What makes it possible to gather this social impact data is the type of carbon reduction projects that ClimateCare specialise in – those that deliver community benefits at a household level, such as providing safe water filters or clean cookstove technology to families. In order to measure carbon reductions through these projects, households are already visited regularly to measure uptake and use of the new technology, so what could potentially be prohibitively expensive social impact monitoring can in fact piggy back on the gathering of this carbon data.
The LBG methodology measures both outputs and outcomes. ClimateCare was able to use it to demonstrate that its projects not only provided technology, but also provided information about usage and impact. This showed that in just two years, Aviva’s carbon offset programme with ClimateCare had improved the lives of 200,000 people in Kenya and India. And to date, Aviva is now able to report that it has offset more than 1m tonnes of CO₂ and improved the lives of 800,000 people.
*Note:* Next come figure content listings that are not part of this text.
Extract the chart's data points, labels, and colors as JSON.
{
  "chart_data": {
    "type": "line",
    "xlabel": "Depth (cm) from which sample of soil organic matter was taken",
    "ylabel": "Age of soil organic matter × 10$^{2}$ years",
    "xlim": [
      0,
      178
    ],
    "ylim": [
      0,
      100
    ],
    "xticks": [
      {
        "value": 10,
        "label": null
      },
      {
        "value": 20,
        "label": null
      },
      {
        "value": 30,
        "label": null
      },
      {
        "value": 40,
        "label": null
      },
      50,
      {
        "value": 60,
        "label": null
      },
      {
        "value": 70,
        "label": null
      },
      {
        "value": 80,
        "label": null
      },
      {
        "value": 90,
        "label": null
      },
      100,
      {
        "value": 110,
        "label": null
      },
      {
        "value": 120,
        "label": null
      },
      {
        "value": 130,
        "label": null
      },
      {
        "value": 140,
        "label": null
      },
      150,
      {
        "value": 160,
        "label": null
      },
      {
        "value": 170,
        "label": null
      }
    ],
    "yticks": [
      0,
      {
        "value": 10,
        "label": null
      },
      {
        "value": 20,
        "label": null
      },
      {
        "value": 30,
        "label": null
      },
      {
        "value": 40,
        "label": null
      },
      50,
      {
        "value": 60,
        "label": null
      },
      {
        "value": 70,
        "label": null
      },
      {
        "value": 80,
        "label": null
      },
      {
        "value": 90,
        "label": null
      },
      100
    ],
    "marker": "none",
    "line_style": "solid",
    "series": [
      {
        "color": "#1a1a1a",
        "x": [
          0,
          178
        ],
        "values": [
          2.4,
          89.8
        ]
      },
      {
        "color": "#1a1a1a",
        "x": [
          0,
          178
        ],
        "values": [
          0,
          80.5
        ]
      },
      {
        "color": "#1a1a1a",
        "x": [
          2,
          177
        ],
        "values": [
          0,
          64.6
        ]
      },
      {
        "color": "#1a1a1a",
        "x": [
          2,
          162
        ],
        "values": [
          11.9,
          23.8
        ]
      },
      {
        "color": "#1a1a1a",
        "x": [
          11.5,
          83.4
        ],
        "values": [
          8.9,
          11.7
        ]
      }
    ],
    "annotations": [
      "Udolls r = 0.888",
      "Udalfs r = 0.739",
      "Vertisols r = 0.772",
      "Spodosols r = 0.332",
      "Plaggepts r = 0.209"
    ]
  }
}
This data, deployed through the new methodology, allows Aviva to “demonstrate the full value of offsetting our carbon emissions”, says Zelda Bentham, head of sustainability at Aviva. “It’s what our customers and investors expect so it’s really important we can credibly show this.” By using the LBG framework for its wider community investment programmes, Aviva was also able to compare the impacts of its carbon reduction investments with community investments. In addition, Aviva now has a benchmark from which it can set targets for future developments.
Aviva has committed to a long-term partnership with ClimateCare, allowing the two organisations to work closely together in delivering an integrated Climate+Care programme that reduces enough carbon to maintain Aviva’s carbon-neutral status, while improving lives around the world. With the advent of the new Sustainable Development Goals, the two partners are also working to demonstrate how Aviva’s programme delivers against multiple SDG issues and are encouraging others in the insurance sector and beyond to adopt similar programmes as a cost-effective means to deliver environmental and social impact.
Targets and talk
There are key lessons to take from Aviva’s experience of partnership with ClimateCare. It’s important to set clear targets (such as the carbon offset programme that Aviva sought to undertake through ClimateCare’s services). These should cover social as well as environmental benefits that an organisation intends to deliver by offsetting its carbon footprint. And with the art of social impact measurement still very much in the learning stage, it’s essential for businesses to talk to each other. There is no perfect way to measure these impacts, so understanding the strengths and weaknesses of each approach will help companies to decide what’s appropriate for them.
This article appeared in Ethical Corporation’s Monitoring Social Impact report last year.